Diverted, Skye turned from her brother. “What is so amusing, Adam?” she demanded.
“Will ye tell her, Conn, or shall I?” chuckled Adam.
“I am married, Skye.” Conn took Aidan’s hand, and drew her into his sister’s line of vision. “This is my wife, Aidan St. Michael. Aidan, my sister, Lady de Marisco.”
“Bess banned ye for marrying! Of course! ’Tis just like her, dried-up old maid she is!”
“No, no!” Conn began to laugh. His sister and the queen had always been at loggerheads. “I was brought kicking and protesting all the way to the altar, my dear sister.”
“What?”
Skye looked somewhat surprised, and then her eyes narrowed, and she hit her brother a hard blow upon the arm. “Did ye seduce this poor lass?” she demanded, outraged.
“Nay, madame,” said Aidan beginning to see the humor of the whole affair, and the only one able to explain, as both Conn and Adam were doubled over with mirth.
“Nay?” said Skye. “Then why are ye married if he did not seduce ye, or ye did not elope?”
“Conn is, I am afraid, rather high-spirited,” Aidan said with great understatement. “If he could learn to confine himself to one lady at a time, but alas for him, he could not. He was caught in a rather delicate situation with an ambassador’s wife, and then while the entire court was laughing about that, it came to light that yer brother, my husband, had been involved not only with Lady Glytha Holden,
but
her two comely daughters, Grace and Faith, as well! The queen had no choice with not only the ambassador crying for Conn’s head, but Lord Holden as well, than to send Conn from court in disgrace.”
“With an heiress for a wife?” said Skye. “Ye have yet to tell me how that all came about.”
“Come into the hall,” said Aidan graciously. “I am a bad hostess to keep ye both here in the corridor. Beal, fetch some mulled wine. Lord and Lady de Marisco must be chilled to the bone.”
“Conn, ye young devil,” said Adam de Marisco, “yer a lucky man! She’s a bonnie lass!”

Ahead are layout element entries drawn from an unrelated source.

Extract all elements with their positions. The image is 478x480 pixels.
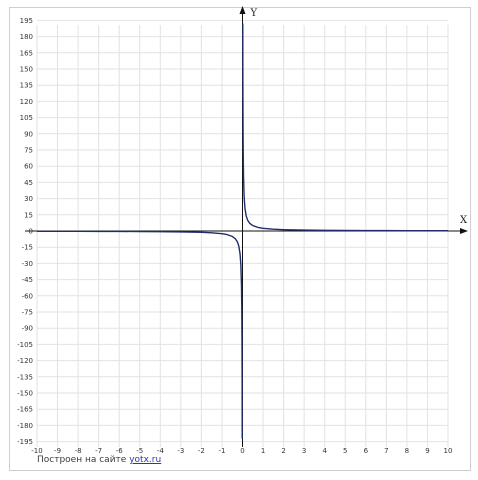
y-axis-label: Y	[250, 8, 258, 19]
y-tick-label: -75	[22, 309, 33, 317]
x-tick-label: 8	[405, 447, 409, 455]
y-tick-label: 105	[20, 114, 33, 122]
y-tick-label: 75	[24, 147, 33, 155]
y-tick-label: 195	[20, 17, 33, 25]
site-credit: Построен на сайте yotx.ru	[37, 455, 161, 465]
x-tick-label: 6	[364, 447, 369, 455]
x-tick-label: -3	[177, 447, 184, 455]
y-tick-label: -90	[22, 325, 33, 333]
y-axis-arrow	[239, 6, 246, 14]
y-tick-label: 30	[24, 195, 33, 203]
x-tick-label: 2	[281, 447, 285, 455]
series-line-2	[242, 23, 449, 232]
credit-link[interactable]: yotx.ru	[129, 455, 162, 465]
y-tick-label: 165	[20, 49, 33, 57]
x-tick-label: -7	[95, 447, 102, 455]
x-tick-label: 1	[261, 447, 265, 455]
x-tick-label: 10	[444, 447, 453, 455]
x-tick-label: -2	[198, 447, 205, 455]
x-tick-label: -9	[54, 447, 61, 455]
x-tick-label: 7	[384, 447, 388, 455]
x-tick-label: 5	[343, 447, 347, 455]
y-tick-label: -195	[17, 438, 33, 446]
x-tick-label: 9	[425, 447, 429, 455]
x-axis-label: X	[460, 215, 468, 226]
y-tick-label: -45	[22, 276, 33, 284]
x-tick-label: -8	[75, 447, 82, 455]
x-tick-label: -5	[136, 447, 143, 455]
y-tick-label: -180	[17, 422, 33, 430]
x-tick-label: -1	[218, 447, 225, 455]
y-tick-label: 90	[24, 130, 33, 138]
x-tick-label: 0	[240, 447, 244, 455]
x-tick-label: 3	[302, 447, 306, 455]
y-tick-label: -150	[17, 390, 33, 398]
y-tick-label: -15	[22, 244, 33, 252]
y-tick-label: -165	[17, 406, 33, 414]
y-tick-label: 15	[24, 211, 33, 219]
x-tick-label: -4	[157, 447, 165, 455]
y-tick-label: -105	[17, 341, 33, 349]
y-tick-label: 45	[24, 179, 33, 187]
x-tick-label: -10	[31, 447, 42, 455]
x-axis-arrow	[460, 228, 468, 234]
x-tick-label: -6	[116, 447, 124, 455]
y-tick-label: 60	[24, 163, 33, 171]
y-tick-label: -120	[17, 357, 33, 365]
x-tick-label: 4	[322, 447, 327, 455]
chart-frame	[9, 7, 471, 471]
y-tick-label: -60	[22, 292, 33, 300]
y-tick-label: 150	[20, 66, 33, 74]
series-line-1	[36, 230, 243, 439]
y-tick-label: 120	[20, 98, 33, 106]
y-tick-label: -135	[17, 373, 33, 381]
y-tick-label: 135	[20, 82, 33, 90]
y-tick-label: -30	[22, 260, 33, 268]
y-tick-label: 180	[20, 33, 33, 41]
credit-prefix: Построен на сайте	[37, 455, 127, 465]
y-tick-label: 0	[29, 228, 33, 236]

His compliment warmed Aidan, and gave her the courage she needed to continue on with this beautiful and commanding woman who was her sister-in-law. Settling her guests before the blazing fire she continued. “Marrying Conn was actually Lord Burghley’s idea. He felt a good wife would settle Conn so that when he came back to court he would not cause any more scandals. I was a royal ward and as my estates are near to yers both the queen and Lord Burghley thought a marriage between yer brother and myself the ideal arrangement.”
“I do not like arranged marriages,” said Lady de Marisco. “I have had six husbands, and of the six, two were arranged marriages. They were appalling mismatches. I detested both men, and neither were kind to me.”